WINSTON-Paul Briggs, director of the Babcock Demon Incubator at Wake Forest University, is looking for new clients at the small business incubator.

In three years of operation, the center has helped launch 13 companies that have raised nearly $3 million in venture capital and have created more than 40 jobs. These startups are seeking an additional $8 million in financing and have generated close to $1 million in annual revenues. Of 14 companies launched, 13 remain in operation.

But Briggs wants the center, which was created by Wake Forest’s Babcock Graduate School of Management, to become an even larger catalyst for business in the Triad.

Local tech Wire recently asked Briggs to talk about what’s going right.

What do you see as being the key factors in the success of the incubator?

The key to the Babcock Demon Incubator’s success is the development of the resident companies and the continued success of those companies after they leave the incubator.

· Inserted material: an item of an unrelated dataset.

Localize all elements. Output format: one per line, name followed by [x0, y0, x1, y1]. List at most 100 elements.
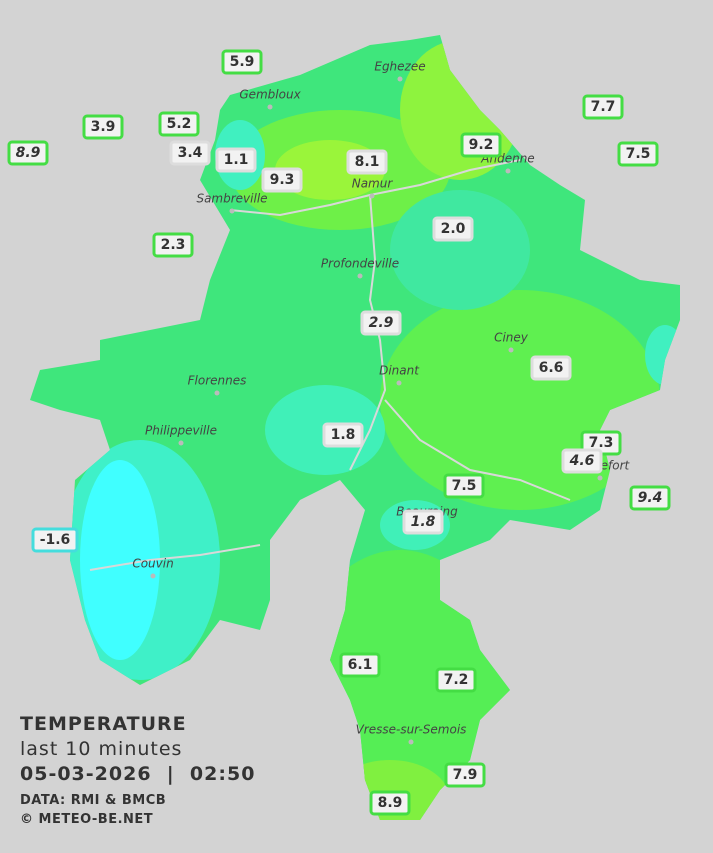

When a company leaves the incubator, we say they’ve “graduated.” Also, the entrepreneurs involved with the incubator help teach and excite the Wake Forest MBA students about entrepreneurship.

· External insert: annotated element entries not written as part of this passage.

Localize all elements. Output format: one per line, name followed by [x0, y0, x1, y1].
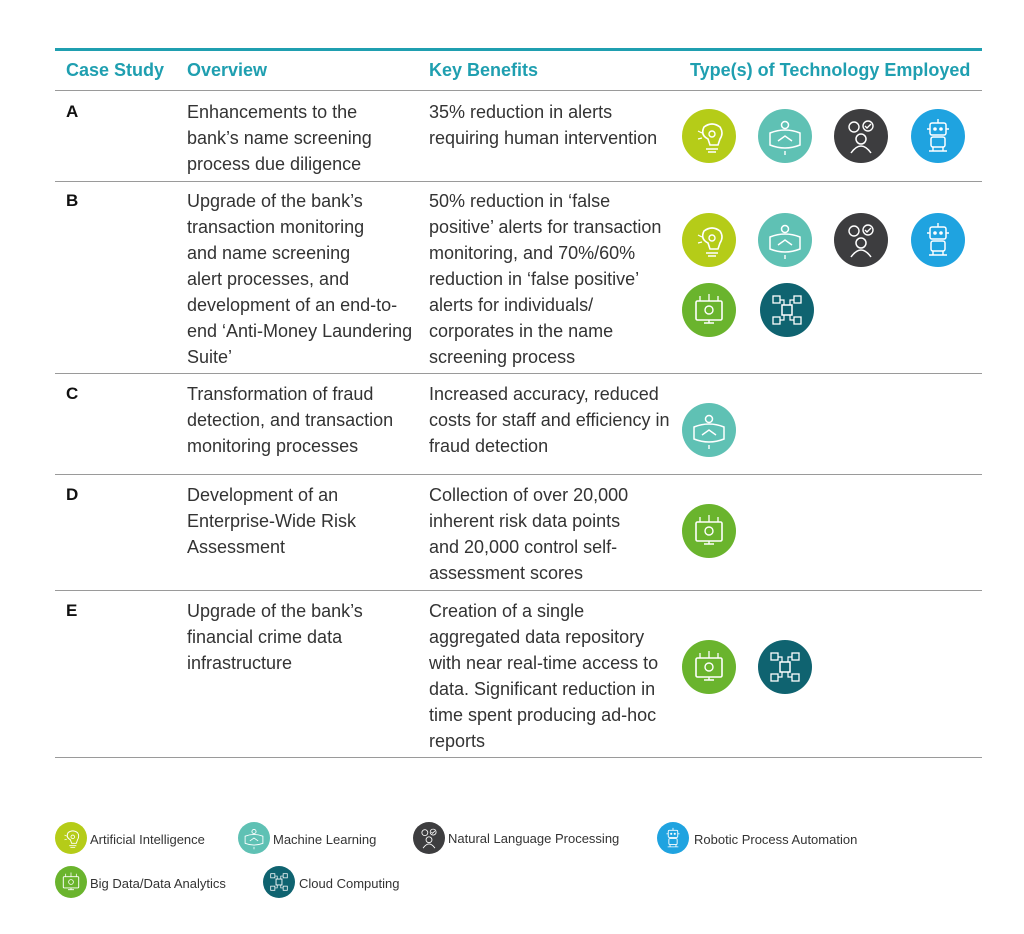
- rpa-icon: [911, 109, 965, 163]
- overview-line: monitoring processes: [187, 436, 359, 456]
- row-divider: [55, 373, 982, 374]
- overview-line: transaction monitoring: [187, 217, 365, 237]
- benefit-line: monitoring, and 70%/60%: [429, 243, 636, 263]
- ml-icon: [682, 403, 736, 457]
- header-key-benefits: Key Benefits: [429, 60, 539, 80]
- nlp-icon: [413, 822, 445, 854]
- overview-line: end ‘Anti-Money Laundering: [187, 321, 413, 341]
- overview-line: financial crime data: [187, 627, 343, 647]
- overview-cell: Transformation of fraud detection, and t…: [187, 381, 393, 459]
- case-letter: D: [66, 485, 79, 504]
- bigdata-icon: [682, 283, 736, 337]
- legend-label-ml: Machine Learning: [273, 832, 377, 847]
- overview-cell: Development of an Enterprise-Wide Risk A…: [187, 482, 356, 560]
- bigdata-icon: [682, 640, 736, 694]
- benefit-line: and 20,000 control self-: [429, 537, 618, 557]
- benefit-line: assessment scores: [429, 563, 584, 583]
- benefits-cell: 50% reduction in ‘false positive’ alerts…: [429, 188, 661, 370]
- bigdata-icon: [682, 504, 736, 558]
- overview-line: detection, and transaction: [187, 410, 394, 430]
- benefit-line: alerts for individuals/: [429, 295, 594, 315]
- benefit-line: requiring human intervention: [429, 128, 658, 148]
- case-letter: E: [66, 601, 78, 620]
- overview-cell: Upgrade of the bank’s financial crime da…: [187, 598, 363, 676]
- benefit-line: inherent risk data points: [429, 511, 621, 531]
- benefit-line: 35% reduction in alerts: [429, 102, 613, 122]
- overview-line: Upgrade of the bank’s: [187, 601, 363, 621]
- benefit-line: Increased accuracy, reduced: [429, 384, 659, 404]
- overview-line: and name screening: [187, 243, 351, 263]
- row-divider: [55, 181, 982, 182]
- overview-line: bank’s name screening: [187, 128, 372, 148]
- case-letter: A: [66, 102, 79, 121]
- ml-icon: [238, 822, 270, 854]
- overview-line: Assessment: [187, 537, 286, 557]
- overview-line: alert processes, and: [187, 269, 350, 289]
- overview-line: Development of an: [187, 485, 339, 505]
- benefit-line: Creation of a single: [429, 601, 585, 621]
- benefit-line: 50% reduction in ‘false: [429, 191, 611, 211]
- overview-line: process due diligence: [187, 154, 362, 174]
- overview-cell: Enhancements to the bank’s name screenin…: [187, 99, 372, 177]
- bigdata-icon: [55, 866, 87, 898]
- header-technology: Type(s) of Technology Employed: [690, 60, 971, 80]
- benefit-line: screening process: [429, 347, 576, 367]
- overview-line: Upgrade of the bank’s: [187, 191, 363, 211]
- benefits-cell: 35% reduction in alerts requiring human …: [429, 99, 657, 151]
- benefit-line: reduction in ‘false positive’: [429, 269, 640, 289]
- benefit-line: data. Significant reduction in: [429, 679, 656, 699]
- cloud-icon: [263, 866, 295, 898]
- ml-icon: [758, 213, 812, 267]
- benefit-line: Collection of over 20,000: [429, 485, 629, 505]
- benefit-line: aggregated data repository: [429, 627, 645, 647]
- overview-line: Enterprise-Wide Risk: [187, 511, 357, 531]
- overview-line: Suite’: [187, 347, 233, 367]
- overview-line: Enhancements to the: [187, 102, 358, 122]
- cloud-icon: [758, 640, 812, 694]
- ai-icon: [55, 822, 87, 854]
- legend-label-ai: Artificial Intelligence: [90, 832, 205, 847]
- header-case-study: Case Study: [66, 60, 165, 80]
- benefits-cell: Increased accuracy, reduced costs for st…: [429, 381, 669, 459]
- nlp-icon: [834, 213, 888, 267]
- row-divider: [55, 474, 982, 475]
- rpa-icon: [657, 822, 689, 854]
- cloud-icon: [760, 283, 814, 337]
- benefit-line: corporates in the name: [429, 321, 614, 341]
- benefit-line: positive’ alerts for transaction: [429, 217, 662, 237]
- benefits-cell: Collection of over 20,000 inherent risk …: [429, 482, 628, 586]
- row-divider: [55, 757, 982, 758]
- legend-label-rpa: Robotic Process Automation: [694, 832, 858, 847]
- benefit-line: time spent producing ad-hoc: [429, 705, 657, 725]
- legend-label-cloud: Cloud Computing: [299, 876, 400, 891]
- benefits-cell: Creation of a single aggregated data rep…: [429, 598, 658, 754]
- overview-line: development of an end-to-: [187, 295, 398, 315]
- nlp-icon: [834, 109, 888, 163]
- top-rule: [55, 48, 982, 51]
- overview-line: infrastructure: [187, 653, 293, 673]
- ai-icon: [682, 213, 736, 267]
- row-divider: [55, 90, 982, 91]
- case-letter: C: [66, 384, 79, 403]
- case-letter: B: [66, 191, 79, 210]
- benefit-line: reports: [429, 731, 486, 751]
- ai-icon: [682, 109, 736, 163]
- rpa-icon: [911, 213, 965, 267]
- overview-line: Transformation of fraud: [187, 384, 374, 404]
- ml-icon: [758, 109, 812, 163]
- legend-label-bigdata: Big Data/Data Analytics: [90, 876, 226, 891]
- overview-cell: Upgrade of the bank’s transaction monito…: [187, 188, 412, 370]
- benefit-line: costs for staff and efficiency in: [429, 410, 670, 430]
- benefit-line: fraud detection: [429, 436, 549, 456]
- row-divider: [55, 590, 982, 591]
- legend-label-nlp: Natural Language Processing: [448, 831, 620, 846]
- benefit-line: with near real-time access to: [429, 653, 659, 673]
- header-overview: Overview: [187, 60, 268, 80]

Is the presence of the incubator helping to produce more entrepreneurs and to get researchers thinking more about business applications at WFU?

There is definitely an increase in student interest in entrepreneurial activities. This may be because they actually have a place to go to develop their ideas. This allows some entrepreneurs to move forward and develop their business instead of putting it on hold for a few years. The faculty has certainly benefited from the activity of the incubator in terms of class participation of incubator companies and research of specific problems like a marketing approach for new products.

How do you plan to increase further interest in the incubator and foster more technology transfer?

Currently, we plan to remain at the present size. To grow we need more funding. Also we are looking into relocating the incubator to the Piedmont Triad Research Park. Doing so will give us a new agenda and new goals.

What does the incubator need in resources and funding in order to accelerate growth and awareness?

To move downtown to the research park, the incubator needs substantial funding, in capital cost or operating cost. We would be interested in considering individual and corporate contributions or naming rights. An expansion would also add to our manpower costs.

Are there more entrepreneurs, financial investors and business people expressing more interest in the Triad?

I do not believe there are any more. We have been searching for fast growth companies with a national perspective for our most recent vacancy. We have a better support system for new businesses and I believe a higher percentage will be successful. This may have something to do with the economy. While we’re making progress, we still have a way to go to provide for the entrepreneur, training, financing, and business support in the region.

For information about the incubator, contact Briggs at:

Tenants and Graduates

The Center recently compiled a listing and details about the firms that have incubated at the Center:

  • Adora Inc., which specializes in selling wellness products, specifically bath and body products, candles and journals

  • Algaen Corp., which has developed innovative biotechnologies to provide a cutting-edge solution for the biomedical, nutraceutical and pharmaceutical industries

  • Altadonics, a company that developed a process for creating and storing impressions of patients’ dentures

  • CVI Development, located in Fort Mill, S.C., is launching a patented industrial process innovation to help eliminate time, space and cost barriers in deploying sewn products from research to replenishment

  • Incapita, which develops and markets proprietary software and services to help biomedical research centers improve workflow efficiency, reduce costs, and protect and better manage their intellectual capital

  • Mobil Data Tools, which develops computer hardware and software that assists in clinical trials and reduces the time it takes for drugs to reach the market

  • Primary Tracking is a leading developer of shipment tracking softwear including RFID technology, document management, GPS, bar coding and legacy system integration

  • SimpliFi LLC, which offers a technology-enabled service to help simplify the financial lives of middle-income Americans. Through its virtual adviser service, SimpliFi gives unbiased, comprehensive financial advice that is affordable and easy to use

  • Small Footprint, an international software development services company providing affordable electronic business application solutions for small and medium-size enterprises in the U.S. and Europe

  • Triad Semiconductor, which develops, manufactures and markets integrated circuits for biomedical applications.
  • Current tenants include:

  • Cervius Inc. is an intellectual property, biotechnology company focused on identifying and marketing breakthrough diagnostic technologies from various research settings. Cervius has exclusive rights to market and develop promising new tests for cervical cancer

  • Just Hispanics acts as a liaison between U.S. retailers that want to successfully develop the growing Hispanic market and Latin American suppliers that want to expand their distribution

  • The Sandbox Learning Company is a service website for professionals and parents working with children with disabilities and specifically autism spectrum disorders. Through its products and services the Sandbox Learning Company offers a comprehensive education solution that serves the educational, informational, and communal needs of professionals and parents.